One could claim the elites of the Aztec empire were guilty of cruel practices, but you could not make the same claim about people that lived within the empire. The Aztec empire, just as all great empires ruled by a ruling minority who invaded from foreign lands, subjugated its people. Additionally, it should be noted that the Aztecs ruled over the most militaristic society the region had ever seen, with an empire stretching farther than any Mesoamerican state before it.
The Aztecs subjugated not only the masses, but the adjacent states that they either annexed or subjugated through conquest, which manifested as a tribute system that made up the core components of their tax collection network. In order to uphold this status quo, the state had to maintain a monopoly on violence, or else the repressive nature of their tributary system and the impressive diversity within the empire would have been their downfall.

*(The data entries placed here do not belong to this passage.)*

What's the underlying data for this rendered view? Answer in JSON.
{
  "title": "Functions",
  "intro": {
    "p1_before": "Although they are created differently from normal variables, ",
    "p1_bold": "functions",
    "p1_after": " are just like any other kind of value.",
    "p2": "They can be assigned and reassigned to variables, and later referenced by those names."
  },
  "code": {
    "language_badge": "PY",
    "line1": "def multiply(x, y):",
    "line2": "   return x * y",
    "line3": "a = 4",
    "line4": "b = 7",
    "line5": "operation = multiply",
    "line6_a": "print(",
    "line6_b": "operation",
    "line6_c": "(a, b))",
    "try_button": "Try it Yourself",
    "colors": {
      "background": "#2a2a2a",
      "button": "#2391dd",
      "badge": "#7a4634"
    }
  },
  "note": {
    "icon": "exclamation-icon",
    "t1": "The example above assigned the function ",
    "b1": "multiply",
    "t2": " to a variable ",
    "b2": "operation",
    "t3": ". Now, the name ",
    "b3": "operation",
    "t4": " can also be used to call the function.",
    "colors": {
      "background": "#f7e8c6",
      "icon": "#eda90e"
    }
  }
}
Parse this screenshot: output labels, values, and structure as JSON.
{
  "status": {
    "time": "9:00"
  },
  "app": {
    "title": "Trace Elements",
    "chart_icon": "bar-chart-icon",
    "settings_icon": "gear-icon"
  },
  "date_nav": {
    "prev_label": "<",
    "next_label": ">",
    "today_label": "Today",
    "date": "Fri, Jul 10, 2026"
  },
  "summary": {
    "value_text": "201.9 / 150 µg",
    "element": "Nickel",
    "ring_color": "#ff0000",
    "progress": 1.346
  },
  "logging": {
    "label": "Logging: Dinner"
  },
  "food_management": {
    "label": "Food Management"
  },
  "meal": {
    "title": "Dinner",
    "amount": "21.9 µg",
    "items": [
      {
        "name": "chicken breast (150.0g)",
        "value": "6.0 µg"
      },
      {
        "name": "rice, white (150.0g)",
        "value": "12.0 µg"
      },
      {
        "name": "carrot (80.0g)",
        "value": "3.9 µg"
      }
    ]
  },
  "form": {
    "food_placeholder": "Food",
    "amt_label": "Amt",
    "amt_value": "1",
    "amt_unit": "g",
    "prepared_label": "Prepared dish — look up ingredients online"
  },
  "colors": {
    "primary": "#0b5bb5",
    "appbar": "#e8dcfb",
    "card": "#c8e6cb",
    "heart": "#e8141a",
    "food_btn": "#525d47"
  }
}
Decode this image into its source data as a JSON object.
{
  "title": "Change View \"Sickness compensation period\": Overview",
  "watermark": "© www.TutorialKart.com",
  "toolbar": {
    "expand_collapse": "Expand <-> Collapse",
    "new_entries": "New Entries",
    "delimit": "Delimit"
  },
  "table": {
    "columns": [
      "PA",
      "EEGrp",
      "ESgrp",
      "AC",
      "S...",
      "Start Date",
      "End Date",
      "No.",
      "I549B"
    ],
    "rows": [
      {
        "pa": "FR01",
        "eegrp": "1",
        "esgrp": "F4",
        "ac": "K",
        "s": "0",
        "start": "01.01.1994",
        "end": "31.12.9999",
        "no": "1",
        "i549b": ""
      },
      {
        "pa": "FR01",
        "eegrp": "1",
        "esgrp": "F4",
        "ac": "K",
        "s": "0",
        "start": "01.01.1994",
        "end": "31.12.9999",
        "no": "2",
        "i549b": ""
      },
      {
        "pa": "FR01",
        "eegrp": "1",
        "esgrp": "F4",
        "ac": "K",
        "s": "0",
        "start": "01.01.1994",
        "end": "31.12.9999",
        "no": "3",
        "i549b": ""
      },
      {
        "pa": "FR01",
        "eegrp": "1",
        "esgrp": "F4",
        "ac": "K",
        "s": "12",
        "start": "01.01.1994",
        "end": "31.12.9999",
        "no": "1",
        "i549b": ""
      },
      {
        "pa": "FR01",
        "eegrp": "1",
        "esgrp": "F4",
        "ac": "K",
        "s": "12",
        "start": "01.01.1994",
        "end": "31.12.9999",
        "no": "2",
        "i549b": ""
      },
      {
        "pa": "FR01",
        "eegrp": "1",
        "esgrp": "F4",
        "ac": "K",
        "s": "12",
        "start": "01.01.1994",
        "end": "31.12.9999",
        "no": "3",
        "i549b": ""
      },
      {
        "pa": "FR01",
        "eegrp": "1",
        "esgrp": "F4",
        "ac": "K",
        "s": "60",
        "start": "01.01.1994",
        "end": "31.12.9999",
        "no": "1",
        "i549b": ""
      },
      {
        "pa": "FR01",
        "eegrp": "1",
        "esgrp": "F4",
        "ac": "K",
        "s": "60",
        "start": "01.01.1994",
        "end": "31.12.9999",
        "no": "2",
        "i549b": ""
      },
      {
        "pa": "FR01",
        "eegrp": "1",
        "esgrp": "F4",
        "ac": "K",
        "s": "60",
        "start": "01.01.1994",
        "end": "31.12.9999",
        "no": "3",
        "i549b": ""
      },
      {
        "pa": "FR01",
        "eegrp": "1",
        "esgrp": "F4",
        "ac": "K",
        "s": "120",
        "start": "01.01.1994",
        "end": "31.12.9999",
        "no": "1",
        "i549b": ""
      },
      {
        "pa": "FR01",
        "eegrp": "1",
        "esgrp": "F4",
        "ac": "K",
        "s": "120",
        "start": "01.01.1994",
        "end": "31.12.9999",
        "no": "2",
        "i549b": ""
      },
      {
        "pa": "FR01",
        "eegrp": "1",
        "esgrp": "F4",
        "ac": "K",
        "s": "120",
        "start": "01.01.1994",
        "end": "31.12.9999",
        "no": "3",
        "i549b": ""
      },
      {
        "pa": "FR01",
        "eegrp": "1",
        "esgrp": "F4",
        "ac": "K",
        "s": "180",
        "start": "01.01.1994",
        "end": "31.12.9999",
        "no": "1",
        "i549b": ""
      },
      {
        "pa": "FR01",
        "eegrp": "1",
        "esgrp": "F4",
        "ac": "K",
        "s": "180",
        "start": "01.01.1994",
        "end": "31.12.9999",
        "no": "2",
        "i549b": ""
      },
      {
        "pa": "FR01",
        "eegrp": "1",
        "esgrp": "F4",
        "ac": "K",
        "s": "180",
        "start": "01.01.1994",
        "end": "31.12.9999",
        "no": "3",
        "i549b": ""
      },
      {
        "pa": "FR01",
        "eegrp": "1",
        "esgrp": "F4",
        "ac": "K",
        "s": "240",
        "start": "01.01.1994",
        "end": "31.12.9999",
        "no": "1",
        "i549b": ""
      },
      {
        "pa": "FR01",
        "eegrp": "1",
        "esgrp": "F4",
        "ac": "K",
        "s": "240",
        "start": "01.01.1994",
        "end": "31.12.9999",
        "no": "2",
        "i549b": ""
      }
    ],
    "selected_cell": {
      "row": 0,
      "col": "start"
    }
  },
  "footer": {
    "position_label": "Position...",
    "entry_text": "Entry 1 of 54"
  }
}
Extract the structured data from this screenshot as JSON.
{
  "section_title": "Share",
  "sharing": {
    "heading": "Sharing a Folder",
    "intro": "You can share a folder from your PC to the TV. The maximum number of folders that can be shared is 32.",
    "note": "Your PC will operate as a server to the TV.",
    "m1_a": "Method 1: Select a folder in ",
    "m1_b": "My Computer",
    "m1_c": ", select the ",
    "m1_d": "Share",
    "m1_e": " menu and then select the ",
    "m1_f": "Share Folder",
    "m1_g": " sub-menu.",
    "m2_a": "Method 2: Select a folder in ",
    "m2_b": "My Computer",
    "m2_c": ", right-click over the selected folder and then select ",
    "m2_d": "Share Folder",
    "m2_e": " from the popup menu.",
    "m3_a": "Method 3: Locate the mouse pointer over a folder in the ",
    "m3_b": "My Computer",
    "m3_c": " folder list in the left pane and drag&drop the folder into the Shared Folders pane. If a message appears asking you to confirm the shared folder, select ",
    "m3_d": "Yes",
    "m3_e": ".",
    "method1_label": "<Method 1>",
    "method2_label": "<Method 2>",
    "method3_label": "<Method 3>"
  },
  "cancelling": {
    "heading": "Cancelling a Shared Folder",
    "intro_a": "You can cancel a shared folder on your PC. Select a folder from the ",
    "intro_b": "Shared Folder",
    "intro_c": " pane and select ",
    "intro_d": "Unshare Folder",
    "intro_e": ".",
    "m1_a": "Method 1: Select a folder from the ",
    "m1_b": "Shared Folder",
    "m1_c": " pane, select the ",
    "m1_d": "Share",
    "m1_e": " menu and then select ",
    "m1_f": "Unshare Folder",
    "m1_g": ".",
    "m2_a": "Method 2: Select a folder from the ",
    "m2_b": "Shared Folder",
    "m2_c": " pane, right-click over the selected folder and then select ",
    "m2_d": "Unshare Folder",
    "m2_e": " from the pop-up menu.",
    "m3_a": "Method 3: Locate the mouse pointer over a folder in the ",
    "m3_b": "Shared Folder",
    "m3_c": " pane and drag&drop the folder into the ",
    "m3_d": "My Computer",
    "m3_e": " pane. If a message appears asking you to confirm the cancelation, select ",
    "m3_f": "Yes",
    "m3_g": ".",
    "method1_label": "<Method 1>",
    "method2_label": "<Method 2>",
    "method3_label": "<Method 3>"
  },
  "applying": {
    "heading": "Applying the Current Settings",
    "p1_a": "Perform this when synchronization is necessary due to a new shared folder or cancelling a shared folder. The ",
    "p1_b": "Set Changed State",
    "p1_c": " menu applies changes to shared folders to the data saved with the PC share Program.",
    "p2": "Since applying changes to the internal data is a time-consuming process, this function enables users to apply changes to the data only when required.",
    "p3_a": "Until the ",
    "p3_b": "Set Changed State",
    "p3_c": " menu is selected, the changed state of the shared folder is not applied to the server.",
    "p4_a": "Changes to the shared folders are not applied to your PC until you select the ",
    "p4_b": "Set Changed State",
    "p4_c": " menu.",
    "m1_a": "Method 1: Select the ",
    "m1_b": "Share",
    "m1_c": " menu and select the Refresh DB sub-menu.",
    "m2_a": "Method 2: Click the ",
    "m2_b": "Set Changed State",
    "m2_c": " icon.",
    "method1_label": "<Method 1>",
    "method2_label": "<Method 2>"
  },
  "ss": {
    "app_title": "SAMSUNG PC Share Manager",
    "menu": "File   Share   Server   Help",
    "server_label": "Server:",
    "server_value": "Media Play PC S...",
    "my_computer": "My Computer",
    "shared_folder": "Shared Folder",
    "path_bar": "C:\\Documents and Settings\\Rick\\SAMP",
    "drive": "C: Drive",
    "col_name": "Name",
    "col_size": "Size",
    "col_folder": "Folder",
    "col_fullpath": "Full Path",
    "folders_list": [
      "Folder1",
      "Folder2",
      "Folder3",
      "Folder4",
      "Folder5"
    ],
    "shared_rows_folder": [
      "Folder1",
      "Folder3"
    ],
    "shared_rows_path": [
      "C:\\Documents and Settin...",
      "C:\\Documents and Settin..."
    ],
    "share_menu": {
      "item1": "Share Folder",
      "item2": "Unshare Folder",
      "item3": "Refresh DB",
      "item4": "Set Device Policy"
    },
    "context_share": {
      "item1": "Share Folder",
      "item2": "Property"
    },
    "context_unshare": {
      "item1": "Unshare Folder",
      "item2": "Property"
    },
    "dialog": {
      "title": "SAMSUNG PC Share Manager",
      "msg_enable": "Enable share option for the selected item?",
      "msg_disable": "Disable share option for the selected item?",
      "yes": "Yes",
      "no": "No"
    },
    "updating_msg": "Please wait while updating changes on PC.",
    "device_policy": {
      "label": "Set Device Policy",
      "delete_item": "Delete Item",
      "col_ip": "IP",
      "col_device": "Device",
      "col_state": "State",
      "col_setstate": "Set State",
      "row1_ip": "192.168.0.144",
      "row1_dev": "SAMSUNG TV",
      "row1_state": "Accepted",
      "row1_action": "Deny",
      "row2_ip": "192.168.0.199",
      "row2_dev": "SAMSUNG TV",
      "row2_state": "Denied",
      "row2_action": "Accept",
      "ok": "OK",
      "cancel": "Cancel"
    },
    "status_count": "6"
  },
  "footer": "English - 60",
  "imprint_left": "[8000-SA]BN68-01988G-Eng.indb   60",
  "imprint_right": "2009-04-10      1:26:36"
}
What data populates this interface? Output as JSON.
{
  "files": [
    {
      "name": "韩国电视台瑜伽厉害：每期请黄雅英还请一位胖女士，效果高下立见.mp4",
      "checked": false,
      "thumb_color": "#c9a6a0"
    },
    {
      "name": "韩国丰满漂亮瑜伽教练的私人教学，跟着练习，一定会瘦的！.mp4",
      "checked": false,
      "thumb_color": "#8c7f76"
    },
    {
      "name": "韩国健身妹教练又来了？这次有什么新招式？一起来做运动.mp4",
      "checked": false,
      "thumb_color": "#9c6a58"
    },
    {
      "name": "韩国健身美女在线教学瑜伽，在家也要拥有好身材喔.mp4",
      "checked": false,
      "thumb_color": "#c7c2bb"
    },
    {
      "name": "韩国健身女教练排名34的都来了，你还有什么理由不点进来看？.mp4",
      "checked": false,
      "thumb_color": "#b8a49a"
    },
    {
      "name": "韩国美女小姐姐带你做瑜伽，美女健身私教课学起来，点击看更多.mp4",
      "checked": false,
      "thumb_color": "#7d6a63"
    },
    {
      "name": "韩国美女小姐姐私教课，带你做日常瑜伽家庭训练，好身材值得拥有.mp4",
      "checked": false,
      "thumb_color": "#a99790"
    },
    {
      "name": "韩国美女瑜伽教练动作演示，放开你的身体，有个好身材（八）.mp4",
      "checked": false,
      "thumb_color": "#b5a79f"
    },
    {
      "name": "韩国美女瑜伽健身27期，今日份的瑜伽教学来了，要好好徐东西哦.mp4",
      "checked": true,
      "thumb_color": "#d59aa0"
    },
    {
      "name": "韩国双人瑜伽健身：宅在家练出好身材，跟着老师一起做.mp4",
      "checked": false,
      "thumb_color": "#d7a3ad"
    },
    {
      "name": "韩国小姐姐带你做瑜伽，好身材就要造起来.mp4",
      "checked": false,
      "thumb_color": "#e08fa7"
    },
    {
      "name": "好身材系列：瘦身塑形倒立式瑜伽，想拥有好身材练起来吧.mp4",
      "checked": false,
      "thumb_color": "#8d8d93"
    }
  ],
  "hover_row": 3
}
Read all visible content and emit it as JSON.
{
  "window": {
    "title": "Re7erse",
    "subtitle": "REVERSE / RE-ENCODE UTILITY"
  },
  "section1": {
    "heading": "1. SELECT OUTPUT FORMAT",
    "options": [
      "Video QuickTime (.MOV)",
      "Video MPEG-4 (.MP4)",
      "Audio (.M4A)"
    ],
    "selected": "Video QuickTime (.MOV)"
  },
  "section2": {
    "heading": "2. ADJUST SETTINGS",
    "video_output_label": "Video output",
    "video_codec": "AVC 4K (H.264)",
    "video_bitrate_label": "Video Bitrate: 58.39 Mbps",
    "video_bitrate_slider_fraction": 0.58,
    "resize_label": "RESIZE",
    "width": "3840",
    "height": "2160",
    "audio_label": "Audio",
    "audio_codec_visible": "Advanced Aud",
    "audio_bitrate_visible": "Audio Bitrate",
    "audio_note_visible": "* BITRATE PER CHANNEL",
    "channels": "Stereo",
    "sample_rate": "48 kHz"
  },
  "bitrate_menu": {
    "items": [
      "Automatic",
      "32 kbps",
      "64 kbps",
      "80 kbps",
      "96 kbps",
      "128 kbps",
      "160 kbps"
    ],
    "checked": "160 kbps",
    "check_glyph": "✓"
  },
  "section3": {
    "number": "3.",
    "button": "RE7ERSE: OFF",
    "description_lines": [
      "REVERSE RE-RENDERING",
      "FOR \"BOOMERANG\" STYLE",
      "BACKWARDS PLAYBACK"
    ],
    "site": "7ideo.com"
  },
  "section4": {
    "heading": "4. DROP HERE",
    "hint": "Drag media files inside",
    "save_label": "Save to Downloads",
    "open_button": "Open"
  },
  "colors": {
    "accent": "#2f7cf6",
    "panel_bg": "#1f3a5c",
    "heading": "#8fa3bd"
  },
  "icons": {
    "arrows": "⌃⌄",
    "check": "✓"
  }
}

Warfare and sacrifice were characteristic of the Aztec rise to power before they settled in the valley of Mexico, and the origins of these practices are very deeply rooted in their nomadic origins. Once the Aztecs had established themselves in Mesoamerica, they had to maintain aspects of their nomadic identity in order to maintain their heritage and keep the ruling class in power, but they had to also fit themselves into the Mesoamerican cultural epigene to help maintain control over their (now) large and diverse population.
The practice of sacrifice characteristic of the migratory Aztecs before they settled in Mesoamerica was generally tied to warfare, ad was a foundational part of their political system, though on a smaller scale. When the Aztecs becoming Mesoamericans, this relationship between sacrifice, war, religion, and politics persisted. Aztec ritual sacrifice was influenced by the traditions of humiliation in war and bloodletting in religion which had existed in Mesoamerica long before their arrival. What were once relatively tame acts of piety and celebration transformed into something much more intense when these traditions were combined with their own military tradition of sacrifice.
The Aztec state was a brutal militaristic empire, and the cruel nature of their ritual sacrifice made up an unsurprising part of that. The Aztecs- in terms of the ruling elite- could be characterized as “cruel sacrificers.” However, the Mesoamericans, and therefore the people of the Aztec empire, were not. Aztec sacrifice could be viewed as a perversion of Mesoamerican religion and tradition designed to fit the Aztec rulers’ preferred strategy of expansion and hegemony, so any attempt to compare the practice to criminal execution in Texas is intellectually dishonest.